The Next Big Thing in Motorcycle Front Forks
Cartridge forks use a narrow tube, or cartridge, inside the body of the fork which contains the damping mechanism. A rod, attached to the top half of the fork, had a rebound piston on the end moving in damping oil. A compression piston is fixed to the bottom of the lower fork leg. It's a bit like a bicycle pump, only with oil instead of air. Generally speaking, compression pushes oil through the bottom piston where it's slowed by a stack of shims and orifices. This is the damping force which slows the fork's movement. With rebound the oil returns via the rebound piston, with oil flow controlled in a similar way (this is simplified; the oil path is more complex with oil circuits for each stroke, and interaction between the rebound and compression strokes themselves).
Cartridge Forks History
Cartridge forks evolved in the 1980s because of the need for greater separation of and finer control over the individual damping strokes (as engine, brake and tyre performance all improved, so did the need to handle it).
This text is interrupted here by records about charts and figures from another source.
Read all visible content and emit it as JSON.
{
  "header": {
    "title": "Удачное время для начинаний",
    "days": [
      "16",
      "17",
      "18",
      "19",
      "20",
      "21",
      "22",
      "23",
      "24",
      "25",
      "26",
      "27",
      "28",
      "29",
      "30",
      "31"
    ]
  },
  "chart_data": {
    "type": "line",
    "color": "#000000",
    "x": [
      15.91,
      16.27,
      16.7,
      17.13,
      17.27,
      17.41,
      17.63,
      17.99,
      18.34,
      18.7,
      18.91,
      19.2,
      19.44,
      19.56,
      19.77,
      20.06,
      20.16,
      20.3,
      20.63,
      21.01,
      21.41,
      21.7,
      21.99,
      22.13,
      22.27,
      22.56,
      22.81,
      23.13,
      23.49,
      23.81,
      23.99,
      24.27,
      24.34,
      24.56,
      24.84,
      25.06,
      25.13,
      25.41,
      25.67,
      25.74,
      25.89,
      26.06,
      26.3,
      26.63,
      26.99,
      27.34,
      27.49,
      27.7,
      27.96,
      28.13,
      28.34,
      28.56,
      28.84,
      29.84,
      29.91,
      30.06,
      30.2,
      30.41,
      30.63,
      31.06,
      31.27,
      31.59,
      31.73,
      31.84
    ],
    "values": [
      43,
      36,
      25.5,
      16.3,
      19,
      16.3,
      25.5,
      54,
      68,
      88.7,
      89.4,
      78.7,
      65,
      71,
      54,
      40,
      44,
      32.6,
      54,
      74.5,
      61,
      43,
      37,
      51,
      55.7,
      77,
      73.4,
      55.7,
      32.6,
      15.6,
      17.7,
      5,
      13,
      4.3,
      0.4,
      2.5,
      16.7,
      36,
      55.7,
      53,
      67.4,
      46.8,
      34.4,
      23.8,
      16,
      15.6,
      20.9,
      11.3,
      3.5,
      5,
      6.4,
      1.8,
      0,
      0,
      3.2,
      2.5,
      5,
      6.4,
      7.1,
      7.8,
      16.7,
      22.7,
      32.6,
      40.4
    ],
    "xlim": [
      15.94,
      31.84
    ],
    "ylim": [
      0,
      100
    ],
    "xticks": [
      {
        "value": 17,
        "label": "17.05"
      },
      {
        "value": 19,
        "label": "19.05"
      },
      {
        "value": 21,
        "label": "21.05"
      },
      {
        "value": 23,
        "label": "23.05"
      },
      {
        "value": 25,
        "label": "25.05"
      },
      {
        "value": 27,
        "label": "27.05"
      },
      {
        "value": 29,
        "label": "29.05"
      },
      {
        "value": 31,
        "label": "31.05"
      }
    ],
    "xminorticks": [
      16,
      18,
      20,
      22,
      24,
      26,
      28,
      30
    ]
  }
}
Early forks were rudimentary, with almost no damping control at all – placing the damping action inside a chamber with a piston on a rod let engineers use increasingly complex oil circuitry, shims and orifices to control the oil flow.There are drawbacks – cartridge are narrow, meaning the damping piston has a small diameter with shims and orifices to match. A larger surface area for the piston would offer the same damping force for a much reduced pressure (or higher damping force for the same pressure), allowing more precise, and controllable damping. Less pressure would also reduce frothing in the damping oil – cavitation – which leads to a fluctuation in damping force.